The Pacific Gas and Electric Company (also known as PG&E) (NYSE:PCG) is an $18.7 billion holding company, the parent of one of the largest natural gas and electric utilities in the U.S, serving about 14 million customers in California. PG&E pays $1.82 in dividends annually, with a yield of 4.1%, on par with the industry's average and double that of the S&P500. This compares with the yields on SCANA Corporation (NYSE:SCG) of 4.3%, FirstEnergy (NYSE:FE) of 4.7%, and Wisconsin Energy Corporation (NYSE:WEC) of 3.3%. The company's payout ratio is relatively high at 87%, compared with the ratios of 65% for SCANA Corporation, 100% for FirstEnergy, and 46% for Wisconsin Energy.
With earnings per share that grew 4.7% to $3.58, PG&E beat consensus earnings estimate in 2011. It showed weak revenue growth, but crushed earnings estimates in the first quarter 2012, when its earnings jumped 53% to $0.89 a share on higher electricity rates and lower costs associated with a decline in natural gas prices. Trading $2.3 off its 52-week high, PG&E has a current P/E of 20.5 and a forward ratio of 14.3. The stock is hovering around its target price of $44.56 per share.
Lorillard (NYSE:LO) is a tobacco company marketing cigarette brands such as Kent, Maverick, Max, Newport, Old Gold, Satin and True.

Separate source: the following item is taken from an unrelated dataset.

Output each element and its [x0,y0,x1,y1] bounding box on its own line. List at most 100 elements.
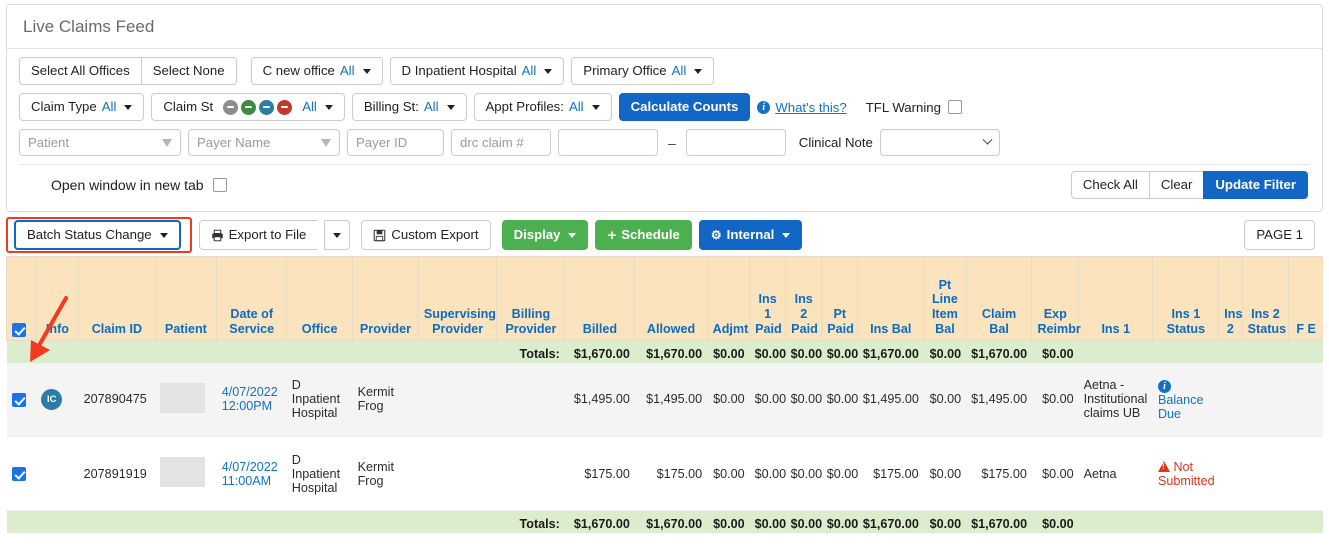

The $17.2 billion company is currently paying $6.2 per share in dividends, which translates into a dividend yield of 4.7%, slightly above the industry's average, and well above the 2% yield on the S&P500. Its peers, Phillip Morris (NYSE:PM) and Altria (NYSE:MO), yield 3.5% and 5.1%, respectively. The company pays 65% of its earnings in dividends, well below the payout ratio for Altria (96%), but above the ratio for Phillip Morris (58%).

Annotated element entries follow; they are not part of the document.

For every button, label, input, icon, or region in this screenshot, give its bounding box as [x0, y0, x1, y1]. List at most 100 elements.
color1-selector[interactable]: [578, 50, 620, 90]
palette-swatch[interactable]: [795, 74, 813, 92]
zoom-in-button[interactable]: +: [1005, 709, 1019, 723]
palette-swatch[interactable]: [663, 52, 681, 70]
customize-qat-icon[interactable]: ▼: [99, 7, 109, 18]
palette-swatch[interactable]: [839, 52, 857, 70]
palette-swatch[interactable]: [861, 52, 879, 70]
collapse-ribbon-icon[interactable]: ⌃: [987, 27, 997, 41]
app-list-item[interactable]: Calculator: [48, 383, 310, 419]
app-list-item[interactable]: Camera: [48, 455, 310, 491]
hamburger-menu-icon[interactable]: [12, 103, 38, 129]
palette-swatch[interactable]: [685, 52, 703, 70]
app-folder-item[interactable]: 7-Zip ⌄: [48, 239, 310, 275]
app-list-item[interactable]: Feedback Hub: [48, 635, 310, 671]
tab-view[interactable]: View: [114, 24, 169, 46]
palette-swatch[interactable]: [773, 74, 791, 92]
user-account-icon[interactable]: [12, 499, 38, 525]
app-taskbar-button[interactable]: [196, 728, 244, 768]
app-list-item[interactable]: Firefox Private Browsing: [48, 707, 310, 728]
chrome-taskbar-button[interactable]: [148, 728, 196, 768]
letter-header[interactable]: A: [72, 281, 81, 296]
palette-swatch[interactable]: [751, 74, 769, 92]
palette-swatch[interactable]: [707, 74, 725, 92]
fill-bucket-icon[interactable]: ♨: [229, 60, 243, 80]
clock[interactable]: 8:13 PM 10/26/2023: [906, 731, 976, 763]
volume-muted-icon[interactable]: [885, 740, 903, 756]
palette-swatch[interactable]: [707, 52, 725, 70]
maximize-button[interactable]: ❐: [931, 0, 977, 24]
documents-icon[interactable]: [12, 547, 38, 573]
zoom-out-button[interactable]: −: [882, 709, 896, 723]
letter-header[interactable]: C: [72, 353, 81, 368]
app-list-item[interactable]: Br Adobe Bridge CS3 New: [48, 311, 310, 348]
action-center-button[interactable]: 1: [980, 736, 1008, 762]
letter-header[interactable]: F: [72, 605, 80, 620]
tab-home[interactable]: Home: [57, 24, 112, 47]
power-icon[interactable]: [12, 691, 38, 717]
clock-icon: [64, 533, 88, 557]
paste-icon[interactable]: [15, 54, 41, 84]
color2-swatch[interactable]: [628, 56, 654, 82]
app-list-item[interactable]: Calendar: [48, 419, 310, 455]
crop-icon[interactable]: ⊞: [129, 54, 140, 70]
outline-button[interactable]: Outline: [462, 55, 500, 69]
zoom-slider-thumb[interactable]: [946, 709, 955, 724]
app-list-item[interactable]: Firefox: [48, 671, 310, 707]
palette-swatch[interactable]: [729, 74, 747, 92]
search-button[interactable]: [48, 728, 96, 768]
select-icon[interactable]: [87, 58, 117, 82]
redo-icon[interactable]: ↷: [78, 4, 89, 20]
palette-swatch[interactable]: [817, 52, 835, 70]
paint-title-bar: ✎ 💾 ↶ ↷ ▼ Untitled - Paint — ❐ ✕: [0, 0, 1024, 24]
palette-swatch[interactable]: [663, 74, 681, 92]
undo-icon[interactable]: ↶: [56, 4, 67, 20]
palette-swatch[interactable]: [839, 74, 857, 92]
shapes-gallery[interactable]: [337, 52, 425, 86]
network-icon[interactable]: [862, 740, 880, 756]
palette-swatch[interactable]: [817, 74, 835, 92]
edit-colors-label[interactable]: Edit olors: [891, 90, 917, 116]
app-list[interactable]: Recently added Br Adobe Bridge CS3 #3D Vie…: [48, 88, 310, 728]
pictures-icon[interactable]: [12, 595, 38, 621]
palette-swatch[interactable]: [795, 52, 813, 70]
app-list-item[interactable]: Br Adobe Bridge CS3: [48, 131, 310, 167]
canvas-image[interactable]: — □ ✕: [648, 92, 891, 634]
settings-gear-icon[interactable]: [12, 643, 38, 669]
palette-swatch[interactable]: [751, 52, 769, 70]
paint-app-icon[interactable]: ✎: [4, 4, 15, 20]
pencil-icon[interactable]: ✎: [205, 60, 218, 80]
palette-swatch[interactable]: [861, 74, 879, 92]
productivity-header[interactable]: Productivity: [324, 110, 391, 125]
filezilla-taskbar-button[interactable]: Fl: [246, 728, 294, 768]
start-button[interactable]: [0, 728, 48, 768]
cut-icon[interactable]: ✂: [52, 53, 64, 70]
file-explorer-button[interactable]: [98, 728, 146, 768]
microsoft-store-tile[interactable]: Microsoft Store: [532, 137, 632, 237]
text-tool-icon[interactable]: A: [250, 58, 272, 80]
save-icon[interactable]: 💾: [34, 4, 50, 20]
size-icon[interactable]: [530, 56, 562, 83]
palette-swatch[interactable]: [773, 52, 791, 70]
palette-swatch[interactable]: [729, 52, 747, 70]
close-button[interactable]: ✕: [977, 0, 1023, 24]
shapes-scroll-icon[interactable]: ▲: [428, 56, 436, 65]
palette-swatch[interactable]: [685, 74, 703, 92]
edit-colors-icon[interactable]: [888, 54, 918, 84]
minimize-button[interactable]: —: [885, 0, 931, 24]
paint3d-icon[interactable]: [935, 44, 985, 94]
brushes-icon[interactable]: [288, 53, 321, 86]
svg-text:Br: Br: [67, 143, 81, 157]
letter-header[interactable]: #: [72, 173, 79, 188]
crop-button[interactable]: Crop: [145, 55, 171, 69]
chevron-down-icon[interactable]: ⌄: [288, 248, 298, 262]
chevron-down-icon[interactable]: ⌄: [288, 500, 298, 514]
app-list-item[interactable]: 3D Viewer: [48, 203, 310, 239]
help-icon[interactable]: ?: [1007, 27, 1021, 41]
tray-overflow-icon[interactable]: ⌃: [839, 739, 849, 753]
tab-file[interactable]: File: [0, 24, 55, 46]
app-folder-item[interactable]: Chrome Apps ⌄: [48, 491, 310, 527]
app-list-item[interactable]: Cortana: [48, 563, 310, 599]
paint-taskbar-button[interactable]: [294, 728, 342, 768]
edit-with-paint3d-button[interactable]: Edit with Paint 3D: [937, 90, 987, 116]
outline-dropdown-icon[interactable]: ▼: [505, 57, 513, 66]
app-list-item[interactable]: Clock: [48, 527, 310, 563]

Lorillard's earnings per share jumped 16.2% in 2011 to $7.88 a share. Even though earnings per share dropped in the first quarter 2012, missing analyst estimates, they are still projected to increase 10.2% this year. With a profit margin close to 15%, this tobacco marketer boasts a P/E of 16.4 and a forward ratio of 13.5. Trading at $131.48 a share, the stock price of this company has an upside potential of 6.7%, based on the analysts' target price of $140.22.

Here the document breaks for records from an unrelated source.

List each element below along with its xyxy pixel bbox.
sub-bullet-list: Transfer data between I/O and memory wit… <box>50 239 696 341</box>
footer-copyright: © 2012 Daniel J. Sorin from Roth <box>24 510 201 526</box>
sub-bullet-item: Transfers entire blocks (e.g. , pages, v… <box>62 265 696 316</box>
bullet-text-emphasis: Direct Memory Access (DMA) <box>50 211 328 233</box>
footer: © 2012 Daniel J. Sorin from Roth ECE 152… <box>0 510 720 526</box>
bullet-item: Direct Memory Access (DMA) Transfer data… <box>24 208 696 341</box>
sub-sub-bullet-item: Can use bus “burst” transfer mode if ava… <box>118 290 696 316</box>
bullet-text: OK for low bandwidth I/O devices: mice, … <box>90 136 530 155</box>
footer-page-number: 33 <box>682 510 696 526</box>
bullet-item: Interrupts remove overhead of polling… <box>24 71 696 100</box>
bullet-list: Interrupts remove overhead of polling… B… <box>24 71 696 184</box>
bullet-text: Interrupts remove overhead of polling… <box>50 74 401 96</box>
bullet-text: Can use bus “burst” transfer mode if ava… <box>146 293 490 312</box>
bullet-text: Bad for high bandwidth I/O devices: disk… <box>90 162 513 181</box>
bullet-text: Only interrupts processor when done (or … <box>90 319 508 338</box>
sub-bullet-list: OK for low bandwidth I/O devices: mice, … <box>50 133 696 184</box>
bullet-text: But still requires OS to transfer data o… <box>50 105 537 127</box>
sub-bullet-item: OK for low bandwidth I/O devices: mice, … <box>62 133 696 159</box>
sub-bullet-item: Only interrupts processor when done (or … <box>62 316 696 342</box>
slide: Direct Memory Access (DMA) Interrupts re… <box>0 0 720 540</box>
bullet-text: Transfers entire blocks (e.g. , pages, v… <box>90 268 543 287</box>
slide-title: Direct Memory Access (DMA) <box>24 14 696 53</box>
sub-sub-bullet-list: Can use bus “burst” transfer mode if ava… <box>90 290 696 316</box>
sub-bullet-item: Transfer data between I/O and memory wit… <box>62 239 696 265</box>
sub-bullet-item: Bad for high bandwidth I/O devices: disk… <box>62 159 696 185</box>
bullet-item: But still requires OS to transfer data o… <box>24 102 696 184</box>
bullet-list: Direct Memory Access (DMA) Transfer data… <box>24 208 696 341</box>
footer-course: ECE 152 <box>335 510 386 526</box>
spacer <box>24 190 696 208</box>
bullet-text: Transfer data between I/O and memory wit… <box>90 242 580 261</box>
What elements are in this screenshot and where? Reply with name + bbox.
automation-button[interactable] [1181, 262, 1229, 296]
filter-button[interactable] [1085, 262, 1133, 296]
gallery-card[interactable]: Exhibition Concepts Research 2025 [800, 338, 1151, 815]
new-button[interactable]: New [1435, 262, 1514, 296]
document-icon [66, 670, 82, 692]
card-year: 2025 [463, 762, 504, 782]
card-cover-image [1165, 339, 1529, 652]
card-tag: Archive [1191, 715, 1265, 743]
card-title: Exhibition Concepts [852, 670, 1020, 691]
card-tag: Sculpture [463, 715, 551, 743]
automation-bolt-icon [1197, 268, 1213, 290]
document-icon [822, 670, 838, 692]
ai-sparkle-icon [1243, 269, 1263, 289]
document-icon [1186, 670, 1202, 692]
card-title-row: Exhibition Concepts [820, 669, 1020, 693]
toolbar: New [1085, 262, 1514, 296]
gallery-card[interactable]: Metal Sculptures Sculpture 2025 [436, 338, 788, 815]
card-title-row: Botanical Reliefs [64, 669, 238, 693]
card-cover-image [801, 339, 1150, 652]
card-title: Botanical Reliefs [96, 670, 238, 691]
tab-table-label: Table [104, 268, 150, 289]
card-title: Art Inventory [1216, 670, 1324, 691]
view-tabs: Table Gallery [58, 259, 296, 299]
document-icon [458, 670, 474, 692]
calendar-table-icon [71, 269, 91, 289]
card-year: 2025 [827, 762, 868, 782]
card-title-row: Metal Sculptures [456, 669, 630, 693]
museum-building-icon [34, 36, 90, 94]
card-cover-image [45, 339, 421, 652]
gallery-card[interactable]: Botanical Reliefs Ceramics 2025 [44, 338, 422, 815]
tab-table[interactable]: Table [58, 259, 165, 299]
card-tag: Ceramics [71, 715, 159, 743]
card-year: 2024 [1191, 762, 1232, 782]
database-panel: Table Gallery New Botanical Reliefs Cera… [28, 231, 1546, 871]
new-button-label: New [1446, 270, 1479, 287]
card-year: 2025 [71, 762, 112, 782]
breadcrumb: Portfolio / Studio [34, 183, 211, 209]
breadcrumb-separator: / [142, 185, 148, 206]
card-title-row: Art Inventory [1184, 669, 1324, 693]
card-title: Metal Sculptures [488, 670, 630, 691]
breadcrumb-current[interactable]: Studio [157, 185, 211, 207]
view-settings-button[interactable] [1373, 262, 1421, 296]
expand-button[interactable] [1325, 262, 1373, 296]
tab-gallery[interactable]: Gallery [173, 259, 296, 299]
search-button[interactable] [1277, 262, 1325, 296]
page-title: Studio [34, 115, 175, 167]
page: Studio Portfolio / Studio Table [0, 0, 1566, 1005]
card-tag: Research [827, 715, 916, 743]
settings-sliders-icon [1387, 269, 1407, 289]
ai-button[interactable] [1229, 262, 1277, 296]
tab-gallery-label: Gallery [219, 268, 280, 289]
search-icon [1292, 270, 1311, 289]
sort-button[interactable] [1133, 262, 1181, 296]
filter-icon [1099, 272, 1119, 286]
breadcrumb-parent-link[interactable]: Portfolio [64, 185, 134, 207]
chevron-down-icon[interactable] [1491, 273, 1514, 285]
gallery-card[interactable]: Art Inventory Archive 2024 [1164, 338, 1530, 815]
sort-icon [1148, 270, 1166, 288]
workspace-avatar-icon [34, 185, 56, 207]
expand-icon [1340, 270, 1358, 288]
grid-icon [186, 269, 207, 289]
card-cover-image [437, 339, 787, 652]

AT&T (NYSE:T) is a $193.5 billion holding company with subsidiaries engaged in the provision of wireless and wireline telecommunications services and sales of wireless equipment. The telecommunications giant has a dividend yield of 5.3%, which is half a percentage point above the industry's average and 265% above that for the S&P500. AT&T's main competitor, Verizon, yields 5.0%, while Sprint Nextel does not pay any dividend. The payout ratio for the company's dividend is extremely high, at 261% of earnings per share. It compares with the ratio of 231% for Verizon. Likely, the payout ratio will decrease as earnings growth accelerates.
AT&T's earnings dipped 4.3% in 2011; however, they beat the street consensus estimates in the first quarter 2012, rising 5.2% year-over-year. In 2012, earnings per share are expected to increase 8.6% on the year. They are forecast to rise 9% per year over the next five years. With a profit margin of 11.3%, AT&T has a current P/E of 47.6 and an attractive forward ratio of 12.8. At $33 per share, the company's stock is trading about its 52-week high and slightly above the analysts' target price of $32.87 a share.
Disclosure: I have no positions in any stocks mentioned, and no plans to initiate any positions within the next 72 hours.